Le recours aux livres
En discutant avec la comédienne, très vite on remarque le plaisir réel qu’elle prend à échanger sur les livres. « Moi, les auteurs et autrices m’aident à vivre, déclare-t-elle. Je trouve que les gens ont tendance à se faire du bien avec du yoga, du thé vert, du sport, et je suis vraiment d’accord, moi-même je fais tout ça, mais je me disais : pourquoi on ne pense pas à se faire du bien avec les mots? » Une évidence pour Émilie Bibeau qui pratique la lecture active depuis son plus jeune âge et qui consigne dans des cahiers les passages parmi les plus évocateurs. En regardant régulièrement ces pierres précieuses glanées au fil du temps, elle constate combien elles lui communiquent un élan vital qui la supporte. Tellement qu’elle se sent souvent investie du désir de faire connaître davantage les innombrables bienfaits de la littérature, dont celui d’éloigner la solitude, regrettant qu’il y ait trop peu de lieux pour faire entendre ses échos.

La connaissant bien, ses proches lui remettent en cadeau des livres qu’elle reçoit avec le cœur. « J’aime la façon dont on peut se promener dans la poésie », exprime l’actrice pour qui Mouron des champs de Marie-Hélène Voyer a incarné une offrande rêvée, y repérant une immense dose de beauté et une approche « exceptionnelle » de son sujet, l’enfermement de femmes ayant vécu dans des milieux ruraux difficiles. De même, sous une forme monologuée cette fois-ci, Les dix commandements de Dorothy Dix de Stéphanie Jasmin représente un texte fort pour notre libraire d’un jour; l’histoire d’une femme ordinaire qui fait le bilan de sa vie en repassant les conseils dictés par une chroniqueuse américaine censés mener sur la voie du bonheur. « J’ai cent ans Dorothy Dix et je n’ai pas changé, j’ai tenu le cap et oui j’ai été heureuse pas lorsque je voulais être heureuse, pas lorsque je fabriquais mon bonheur, j’ai été heureuse par accident, par hasard, surprise par hasard par des moments de bonheur. » De son côté, elle donne fréquemment La renarde et le mal peigné, une correspondance entre Pauline Julien et Gérald Godin empreinte de complicité et d’amour.

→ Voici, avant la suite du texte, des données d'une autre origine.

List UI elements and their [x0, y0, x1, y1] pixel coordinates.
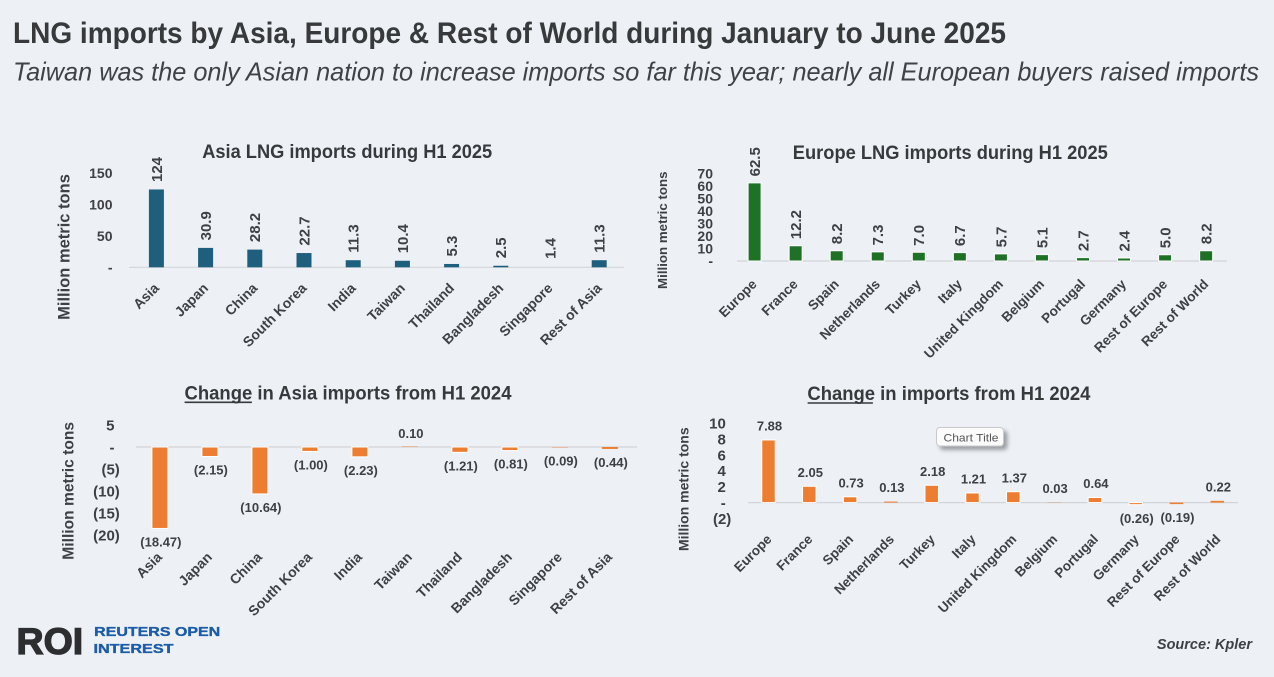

Pour faire réfléchir nos dirigeants qui parfois malmènent nos sociétés, elle leur prescrirait un brin de philosophie avec Les grands penseurs du monde occidental de Jean-Marc Piotte, espérant au moyen de cet intermédiaire éclairer leurs décisions.

Demeurant près de lectures qui laissent voir les vulnérabilités, Émilie Bibeau recommande pareillement le roman Mille secrets mille dangers d’Alain Farah, une porte ouverte sur ce qui nous ébranle et que nous devons affronter, avec tout ce que ça demande de courage et d’honnêteté. « C’est un livre férocement intelligent. J’adore Alain Farah, j’aime les mécanismes de son cerveau », n’hésite pas à clamer notre invitée. Selon elle, l’intelligence se vérifie également chez Dany Laferrière avec qui elle voudrait volontiers converser durant quelques heures. « Ça a pas de bon sens écrire bien comme ça! Il dit toujours en mieux ce que je voulais dire. » En s’entretenant avec lui, elle pourrait ainsi engranger des paroles de sagesse aptes à alimenter le feu en toutes circonstances. Voilà bien ce à quoi excellent les écrivains et écrivaines.